Evaluation of cell viability, apoptosis, and cell cycle distribution of the CP treated MDA-MB-231 cell spheroids

To evaluate the cellular viability, cell spheroids were treated for 48 h with 250–2000 μg/ml of CP, and the MTT assay was employed the same as for the 2D cell culture. For estimation of apoptosis, MDA-MB-231 spheroids, pre-selected for volume and shape, were exposed to IC50 concentration of CP (1200 µg/ml) for 24 h, stained with EB/AO, and observed under fluorescent microscope. Furthermore, in order to quantify the apoptotic cells population, CP treated spheroids were trypsinized, and the singled cell suspensions were stained with AnnexinV-FITC/PI. The percentage of apoptotic cells was determined by flow cytometry analysis. The same CP treatment and cells preparation was also used for the cycle analysis, and the test was performed the same as for the 2D cell culture. The cell cycle distribution was analyzed by flowJo software.

UV Absorption Spectra Measurements

The absorption spectra were acquired on a Cary 100 Bio-model, Australia spectrophotometer. Rat hepatocyte genomic DNA was isolated by standard phenol-chloroform procedure. Isolated DNA was quantified by measuring the absorbance at 260 nm, and its quality was evaluated by both monitoring the A260/A280 ratio ≥1.8, and agarose gel electrophoresis. DNA stock solutions were prepared in 0.1 M phosphate buffer (pH 7.4), and stored at −20 °C. CP, and AP UV Absorption Spectra studies were performed with a fixed concentration of rat hepatocyte DNA (50 μg/ml) in phosphate buffer at room temperature by spectrophotometry over a wavelength range of 190–400 nm. Initially, the absorbance of CP and AP was measured in phosphate buffer at concentrations ranging from 9 to 150 μg/ml, and 9 to 300 μg/ml respectively, the solvent was taken as reference, and then similar procedure was carried out after addition of constant amounts of DNA (50 μg/ml).

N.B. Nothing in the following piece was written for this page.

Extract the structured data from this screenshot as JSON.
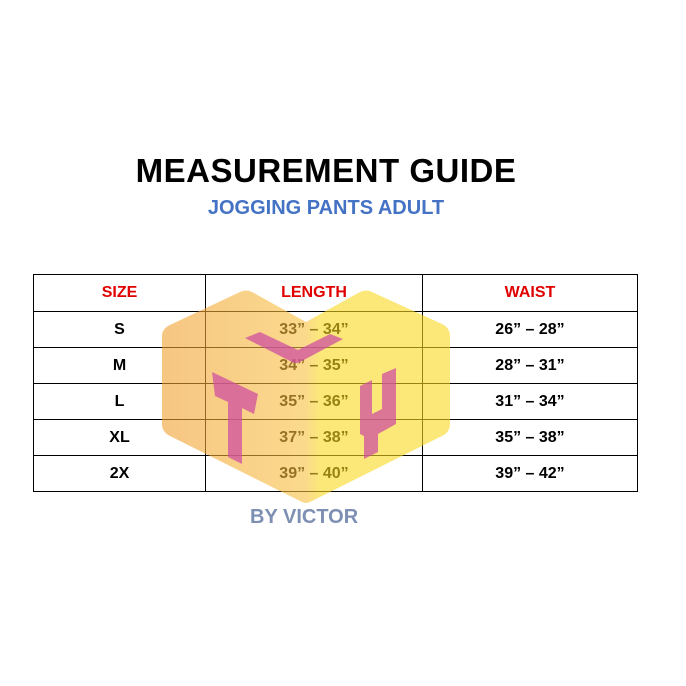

Fluorescence Spectra Measurements

The fluorescence spectra were obtained using a Carry eclipse (Australia) spectrophotometer. Ethidium bromide (EB) fluorescence quenching assay (competitive binding studies) was performed by using DNA-EB system, in which, the fluorescence of the DNA is greatly enhanced by the intercalation of EB between DNA base pairs. The fluorescence quenching was recorded by the addition of different concentrations of CP (0–7.3 μM) and AP (0–8 μM) to a solution containing both 2.6 μM EB and 50 μg/ml DNA. Measurements were done in the range of 530–700 nm upon excitation at 500 nm by applying a 1 cm path length fluorescence cuvette at 310 K. The slit width was set as 10 nm/10 nm for excitation/emission, respectively.

Circular Dichroism (CD) studies

CD spectra were recorded on a Circular Dichroism 215, Aviv, USA spectrophotometer using a Quartz cuvette with a path length of 1 cm in far-UV range at wavelengths between 220 and 320 nm at room temperature, and pH = 7.4. All the reported CD data were obtained by using 75 μg/ml CP and AP in a 100 μg/ml DNA solution. The changes in CD spectra were monitored against a blank and the spectrum of the buffer solution was recorded and subtracted from the spectra of DNA and DNA-CP/AP complex.

Statistical Analysis

Experimental data were processed by Microsoft Excel 2013 software. Results were obtained from three or more independent experiments, and presented as mean ± standard deviation. T-test was used to determine the significance between the means, and p-values not greater than 0.05 were considered significant.